Riparte il Discobus: i giovani si divertono in sicurezza

Oltre 30 chilometri da Salsomaggiore a Rubiera per accompagnare i ragazzi nei locali del parmense e riportarli a casa. Nel 2009 il servizio ha registrato 15mila presenze in sette mesi

Trasportare i giovani in tutta sicurezza da e per i luoghi di divertimento ma anche sensibilizzarli sui comportamenti a rischio alla guida e in particolare sugli effetti dell'uso di alcol e delle altre sostanze psicoattive. Questi gli obiettivi del Discobus, il servizio di trasporto collettivo notturno che da domani, venerdì 1 ottobre, riprenderà a viaggiare lungo la via Emilia, da Salsomaggiore a Rubiera per 31,5 km complessivi, 7 corse previste all'andata e 6 al ritorno. Fino al 15 maggio 2011 nelle ore notturne di venerdì e sabato (con esclusione di venerdì 24, sabato 25 dicembre 2010, e sabato 1 gennaio 2011) due Discobus trasporteranno quindi i giovani verso le sedi dei locali delle province parmense e reggiana, e poi a fine serata garantiranno loro il ritorno in sicurezza.

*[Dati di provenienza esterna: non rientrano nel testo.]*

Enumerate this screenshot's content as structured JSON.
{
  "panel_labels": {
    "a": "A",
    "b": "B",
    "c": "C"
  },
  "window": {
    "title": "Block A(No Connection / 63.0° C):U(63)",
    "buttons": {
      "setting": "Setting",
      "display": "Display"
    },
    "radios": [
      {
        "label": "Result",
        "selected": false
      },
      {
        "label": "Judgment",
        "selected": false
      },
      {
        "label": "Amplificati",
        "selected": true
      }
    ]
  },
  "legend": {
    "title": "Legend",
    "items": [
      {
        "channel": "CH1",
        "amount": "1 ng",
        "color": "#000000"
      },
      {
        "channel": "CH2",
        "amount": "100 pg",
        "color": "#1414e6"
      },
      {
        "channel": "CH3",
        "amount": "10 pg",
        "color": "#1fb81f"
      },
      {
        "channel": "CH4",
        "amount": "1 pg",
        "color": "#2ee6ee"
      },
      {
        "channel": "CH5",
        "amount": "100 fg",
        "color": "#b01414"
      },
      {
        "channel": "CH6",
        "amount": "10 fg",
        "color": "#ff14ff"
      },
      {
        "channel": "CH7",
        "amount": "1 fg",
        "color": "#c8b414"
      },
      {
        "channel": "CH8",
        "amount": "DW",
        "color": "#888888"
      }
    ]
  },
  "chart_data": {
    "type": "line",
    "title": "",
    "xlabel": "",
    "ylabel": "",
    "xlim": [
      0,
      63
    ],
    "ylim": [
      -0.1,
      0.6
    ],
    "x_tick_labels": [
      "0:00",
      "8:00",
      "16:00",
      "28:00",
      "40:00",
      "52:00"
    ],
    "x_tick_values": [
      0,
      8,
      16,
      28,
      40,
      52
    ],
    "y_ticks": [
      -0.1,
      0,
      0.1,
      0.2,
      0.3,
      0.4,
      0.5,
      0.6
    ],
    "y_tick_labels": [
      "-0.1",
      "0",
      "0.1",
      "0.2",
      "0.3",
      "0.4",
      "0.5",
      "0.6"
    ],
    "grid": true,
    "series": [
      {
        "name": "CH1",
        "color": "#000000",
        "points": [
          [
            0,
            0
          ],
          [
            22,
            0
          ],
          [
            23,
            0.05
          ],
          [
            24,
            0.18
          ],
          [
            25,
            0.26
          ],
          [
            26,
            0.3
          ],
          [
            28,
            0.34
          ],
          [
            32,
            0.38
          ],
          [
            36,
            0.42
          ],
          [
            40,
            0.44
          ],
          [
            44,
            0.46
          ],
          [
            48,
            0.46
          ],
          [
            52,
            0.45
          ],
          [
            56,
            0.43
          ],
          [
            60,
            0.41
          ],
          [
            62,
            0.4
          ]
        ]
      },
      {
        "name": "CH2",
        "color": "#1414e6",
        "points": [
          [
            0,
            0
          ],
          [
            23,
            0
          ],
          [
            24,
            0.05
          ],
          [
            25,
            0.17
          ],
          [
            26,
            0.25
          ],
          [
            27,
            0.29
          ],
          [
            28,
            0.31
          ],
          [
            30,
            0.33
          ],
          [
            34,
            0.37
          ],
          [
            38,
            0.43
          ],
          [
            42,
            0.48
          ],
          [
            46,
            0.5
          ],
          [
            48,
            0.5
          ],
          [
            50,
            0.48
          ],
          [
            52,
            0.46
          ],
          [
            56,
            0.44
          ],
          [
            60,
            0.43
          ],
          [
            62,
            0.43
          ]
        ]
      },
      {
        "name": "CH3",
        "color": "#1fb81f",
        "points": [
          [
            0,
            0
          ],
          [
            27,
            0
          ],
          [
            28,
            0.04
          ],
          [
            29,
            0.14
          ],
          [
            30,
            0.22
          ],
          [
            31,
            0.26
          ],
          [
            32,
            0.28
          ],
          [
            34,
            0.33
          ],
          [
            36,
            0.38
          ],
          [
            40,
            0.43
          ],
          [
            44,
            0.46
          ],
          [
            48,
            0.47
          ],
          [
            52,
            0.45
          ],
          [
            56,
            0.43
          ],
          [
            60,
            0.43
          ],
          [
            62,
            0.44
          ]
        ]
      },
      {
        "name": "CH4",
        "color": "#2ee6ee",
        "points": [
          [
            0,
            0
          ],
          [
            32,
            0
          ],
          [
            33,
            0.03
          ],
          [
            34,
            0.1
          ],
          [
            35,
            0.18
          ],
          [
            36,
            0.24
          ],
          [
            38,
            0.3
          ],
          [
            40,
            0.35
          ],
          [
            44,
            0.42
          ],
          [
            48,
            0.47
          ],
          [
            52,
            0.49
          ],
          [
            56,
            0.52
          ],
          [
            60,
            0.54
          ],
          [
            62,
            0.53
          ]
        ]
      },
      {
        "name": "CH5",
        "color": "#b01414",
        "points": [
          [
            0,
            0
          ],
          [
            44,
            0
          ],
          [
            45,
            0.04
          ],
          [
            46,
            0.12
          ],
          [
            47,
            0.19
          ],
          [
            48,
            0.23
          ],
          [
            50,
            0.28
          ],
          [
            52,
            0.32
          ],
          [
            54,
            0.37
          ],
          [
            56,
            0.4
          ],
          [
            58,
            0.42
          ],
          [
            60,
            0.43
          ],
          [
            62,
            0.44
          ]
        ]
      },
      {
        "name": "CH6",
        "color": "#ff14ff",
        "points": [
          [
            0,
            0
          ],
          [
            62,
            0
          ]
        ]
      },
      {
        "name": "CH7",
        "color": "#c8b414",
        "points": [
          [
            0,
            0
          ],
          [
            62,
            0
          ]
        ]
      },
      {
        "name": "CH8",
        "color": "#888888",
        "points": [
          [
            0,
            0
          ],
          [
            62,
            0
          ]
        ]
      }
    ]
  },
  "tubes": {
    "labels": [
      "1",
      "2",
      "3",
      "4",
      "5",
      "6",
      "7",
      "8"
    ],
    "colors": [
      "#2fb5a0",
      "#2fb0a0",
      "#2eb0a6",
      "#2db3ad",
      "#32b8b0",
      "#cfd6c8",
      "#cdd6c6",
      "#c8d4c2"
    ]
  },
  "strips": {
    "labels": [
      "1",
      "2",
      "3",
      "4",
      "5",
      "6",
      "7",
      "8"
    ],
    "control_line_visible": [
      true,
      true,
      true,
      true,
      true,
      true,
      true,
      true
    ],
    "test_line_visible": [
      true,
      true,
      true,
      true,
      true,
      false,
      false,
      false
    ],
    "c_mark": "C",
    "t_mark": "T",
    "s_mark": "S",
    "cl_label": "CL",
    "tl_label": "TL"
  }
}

Il progetto è promosso dalla Provincia di Parma e realizzato con Smtp e Tep; alla sua riuscita collaborano anche Ausl, Comunità Betania, Ascom e Confesercenti, Provincia di Reggio Emilia e Act di Reggio per la parte di competenza del percorso in territorio reggiano. Una pluralità di soggetti che permette al servizio di raggiungere diversi obiettivi. Oltre al trasporto in sicurezza, attraverso il Discobus viene svolta un'attività di informazione e di prevenzione sui comportamenti a rischio legati alla guida in stato di ebbrezza e all'abuso di sostanze. Questo compito impegna soprattutto gli operatori di Betania e dell'Unità di strada dell'Ausl che, presso i locali pubblici, scelti in accordo con le organizzazioni di categoria Ascom e Confesercenti, svolgeranno attività di prevenzione del rischio con interventi di informazione e sensibilizzazione e attività di assistenza per la riduzione del danno.

La validità del servizio, il cui costo complessivo è di 90 mila euro sostenuti dalla Provincia e da Smtp, è testimoniata innanzitutto dai numeri: "Quasi 15mila le presenze registrate dal 15 ottobre 2009 al 15 maggio 2010, con una media di oltre 500 persone trasportate ogni week end. Sono numeri importanti che ci hanno motivato nel sostenere ancora questo servizio come strumento utile per la sicurezza stradale e per la formazione dei giovani", ha osservato nella presentazione di oggi in piazza della Pace l'assessore provinciale alla Viabilità Andrea Fellini.

"Giudico cruciale l'intervento di informazione e prevenzione: con Ausl e Betania si agisce per fare azione di contrasto e dissuasione da certi comportamenti, e in sostanza proprio per prevenire, con una funzione educativa e di sostegno. Devo dire che in questi anni abbiamo trovato anche tanta collaborazione da parte dei ragazzi, e i risultati sono arrivati", ha commentato l'assessore provinciale alle Politiche sociali Marcella Saccani.

La tariffa resta quella delle scorso anno: 2,50 euro per un biglietto valido sia per l'andata sia per il ritorno, con vendita dei tagliandi a bordo della vettura.